Background: Prior to 1990 voluntary abortion and sale of modern contraceptives was prohibited in Romania. Family planning in Romania has enjoyed a positive evolution, but some problems persist.

Objectives: This study proposes to determine the knowledge and practices regarding family planning (FP) methods, the situation of pregnancies planning, communication within couples about FP and the impact of socio-demographic variables on these issues in Romania.

Method: Between 2011 and 2012, 863 subjects, 18-49 years old, from urban and rural environment, responded to a questionnaire with 96 items on family-related topics. To achieve the objectives of this study we focused on five items. The Pearson chi-square tests were employed using the statistical programs SPSS.

Results: Subjects became parents for the first time at an average age of 24.81. 34.76% had a second or third child. 84.81% of the couples were married when the children were born. 12% became parents between the ages of 15-19, with a larger share in rural areas and a low educational level (p<0.0001). 70.5% used methods of contraception, the most popular being male condoms, withdrawal, the oral contraceptive pill, and calendar rhythm. More than ½ planned their pregnancy, with the average dropping at second and third birth, and over ¾ of the partners discussed FP; this was lower in rural areas, for those with a low educational level (p<0.001).

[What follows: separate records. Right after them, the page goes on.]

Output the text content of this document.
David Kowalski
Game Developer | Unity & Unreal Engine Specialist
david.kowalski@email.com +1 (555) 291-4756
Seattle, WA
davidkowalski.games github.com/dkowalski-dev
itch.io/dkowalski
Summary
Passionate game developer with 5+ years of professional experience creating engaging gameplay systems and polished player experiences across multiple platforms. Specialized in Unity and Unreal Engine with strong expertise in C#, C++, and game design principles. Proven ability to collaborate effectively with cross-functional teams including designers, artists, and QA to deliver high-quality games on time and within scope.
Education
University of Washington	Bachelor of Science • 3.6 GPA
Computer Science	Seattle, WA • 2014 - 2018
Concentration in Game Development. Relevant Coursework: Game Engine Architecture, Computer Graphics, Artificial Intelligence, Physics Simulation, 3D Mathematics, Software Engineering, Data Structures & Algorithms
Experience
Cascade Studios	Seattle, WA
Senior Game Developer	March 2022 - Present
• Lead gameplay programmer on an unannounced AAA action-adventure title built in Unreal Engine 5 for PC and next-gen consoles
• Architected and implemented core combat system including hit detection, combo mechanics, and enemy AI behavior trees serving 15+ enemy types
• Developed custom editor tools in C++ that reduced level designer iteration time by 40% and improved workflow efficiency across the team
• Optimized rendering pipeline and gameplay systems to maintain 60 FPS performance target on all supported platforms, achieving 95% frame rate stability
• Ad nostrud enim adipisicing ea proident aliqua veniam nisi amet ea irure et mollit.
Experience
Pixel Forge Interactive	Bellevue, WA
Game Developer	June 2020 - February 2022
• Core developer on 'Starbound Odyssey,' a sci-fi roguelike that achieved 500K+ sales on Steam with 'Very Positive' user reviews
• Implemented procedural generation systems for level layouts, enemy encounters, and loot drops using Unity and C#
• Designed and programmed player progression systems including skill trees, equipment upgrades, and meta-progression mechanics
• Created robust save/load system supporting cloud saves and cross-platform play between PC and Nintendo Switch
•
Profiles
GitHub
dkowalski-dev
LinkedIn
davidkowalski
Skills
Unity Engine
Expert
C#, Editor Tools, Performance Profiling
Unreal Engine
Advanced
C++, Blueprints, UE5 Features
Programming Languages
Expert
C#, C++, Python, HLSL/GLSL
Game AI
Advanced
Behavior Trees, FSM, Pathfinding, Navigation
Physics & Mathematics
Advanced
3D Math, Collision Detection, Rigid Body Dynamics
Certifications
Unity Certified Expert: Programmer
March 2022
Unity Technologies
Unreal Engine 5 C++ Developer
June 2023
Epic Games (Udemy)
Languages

Conclusion: There will never be sufficient funds to cover the needs of the educational and health care systems. Consequently, the efforts must target the population at risk for unwanted pregnancies, such as those in the rural area, those with lower educational levels, and those with poor income. Schools, families, City Halls, medical centers, the church, etc. can have a positive effect, with concurrent activities, on both children and parents in terms of participation in education.